Il progetto è cresciuto su un terreno agricolo incolto, in pendenza, in un'area di 15mila mq di superficie (3.450 mq edificati). «Abbiamo progettato un mix di alloggi – racconta il giovane architetto siciliano – cercando di integrarli nel contesto, garantendo il miglior soleggiamento, la vista panoramica, la differenziazione delle unità e offrendo l'estensione dei volumi in giardini e spazi aperti privati».

Le unità con il lato lungo sono state disposte secondo una giacitura ortogonale rispetto alla direzione nord-sud e alla linea di massima pendenza. Ne è risultato un sistema a «schiera slittata», in cui le 25 unità sono aggregate in 6 fasce – profonde ognuna 5 metri e orientate secondo la direzione est-ovest – nelle quali si alternano volumi edificati e spazi aperti. Tutte le case hanno una doppia esposizione: non esiste un fronte e un retro e tutte affacciano sul mare.
Un percorso carrabile ad anello, a senso unico di percorrenza, serve tutte le unità.

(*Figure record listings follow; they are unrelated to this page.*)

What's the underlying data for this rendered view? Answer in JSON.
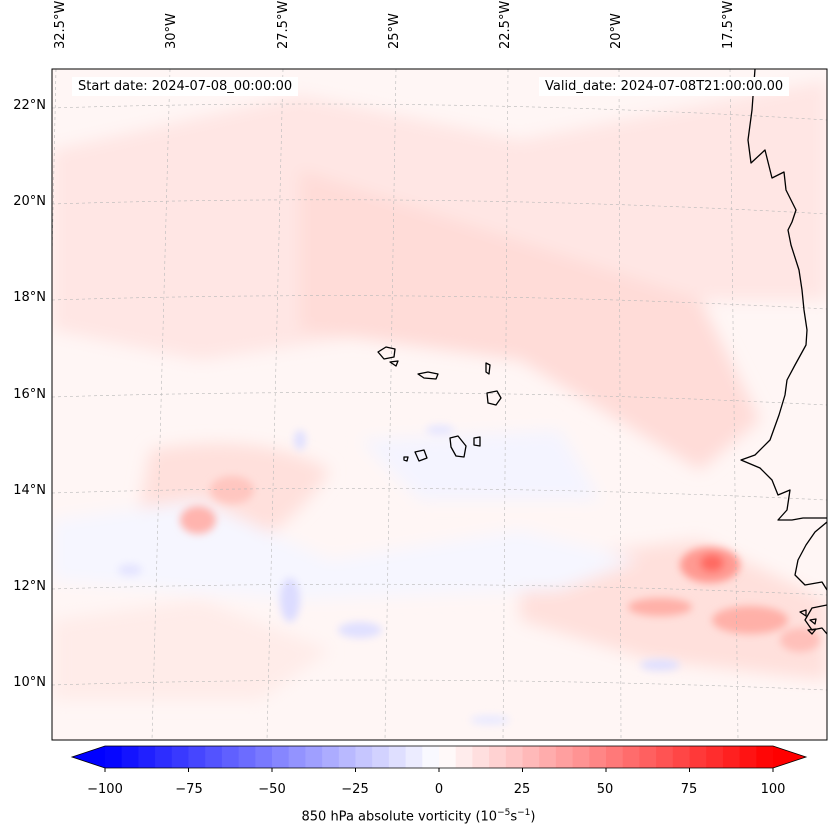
{
  "map": {
    "start_date": "Start date: 2024-07-08_00:00:00",
    "valid_date": "Valid_date: 2024-07-08T21:00:00.00",
    "lon_labels": [
      "32.5°W",
      "30°W",
      "27.5°W",
      "25°W",
      "22.5°W",
      "20°W",
      "17.5°W"
    ],
    "lat_labels": [
      "22°N",
      "20°N",
      "18°N",
      "16°N",
      "14°N",
      "12°N",
      "10°N"
    ],
    "extent": {
      "lon_min": -33.0,
      "lon_max": -16.0,
      "lat_min": 8.8,
      "lat_max": 22.8
    },
    "colors": {
      "positive": "#ff0000",
      "negative": "#0000ff",
      "coast": "#000000",
      "grid": "#b0b0b0"
    }
  },
  "colorbar": {
    "label_prefix": "850 hPa absolute vorticity (10",
    "ticks": [
      "−100",
      "−75",
      "−50",
      "−25",
      "0",
      "25",
      "50",
      "75",
      "100"
    ],
    "min": -100,
    "max": 100,
    "levels": 40
  }
}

Il budget limitato è stato un vincolo, ma i progettisti hanno cercato di optare per scelte low cost, tenendo sempre fermo l'obiettivo della massima qualità. «L'intervento è costato 800 euro/mq per la sola costruzione edilizia – racconta Sciveres – a cui vanno aggiunti circa 200 euro di impianti e 100 per il terreno: 1.100 euro/mq è una buona cifra per un intervento di housing sociale. Per restare nei costi non abbiamo avuto alternative al calcestruzzo, travi e pilastri, con una tamponatura in muratura. Ancora – dice Sciveres – per migliorare l'isolamento abbiamo optato per piccole bucature isolate con un sistema a cappotto, e le coperture piane sono state realizzate con un doppio solaio in cls ed elementi prefabbricati in terracotta che creano un'intercapedine». Le tecniche classiche impiegate nelle case mediterranee sono state reinventate, modificando la tecnologia e mantenendo il basso costo.

Case standard ma un mix urbano organico reso possibile dall'articolazione di 10 tipi di unità distinte per forma e aggregazione delle parti, pensato proprio con l'intento di eliminare il problema dell'uniformità della schiera. «Le 25 unità – racconta Sciveres – costituiscono delle fasce che variano per altezza e articolazione dei volumi, in cui si inseriscono, come ulteriori elementi di discontinuità, le pergole e le aree pavimentate. L'opportunità di aprire ampie porte-finestra su pareti opposte, ha stabilito inoltre una maggiore continuità tra interno ed esterno e favorito la ventilazione naturale».

Lo sviluppo del giardino anche lungo il fronte laterale della casa non solo fa corrispondere un'apertura a ogni ambiente, ma garantisce anche maggiore privacy nei patii e nelle verande. Infine, la previsione di ampie zone ombreggiate all'esterno moltiplica, di fatto, la superficie abitabile.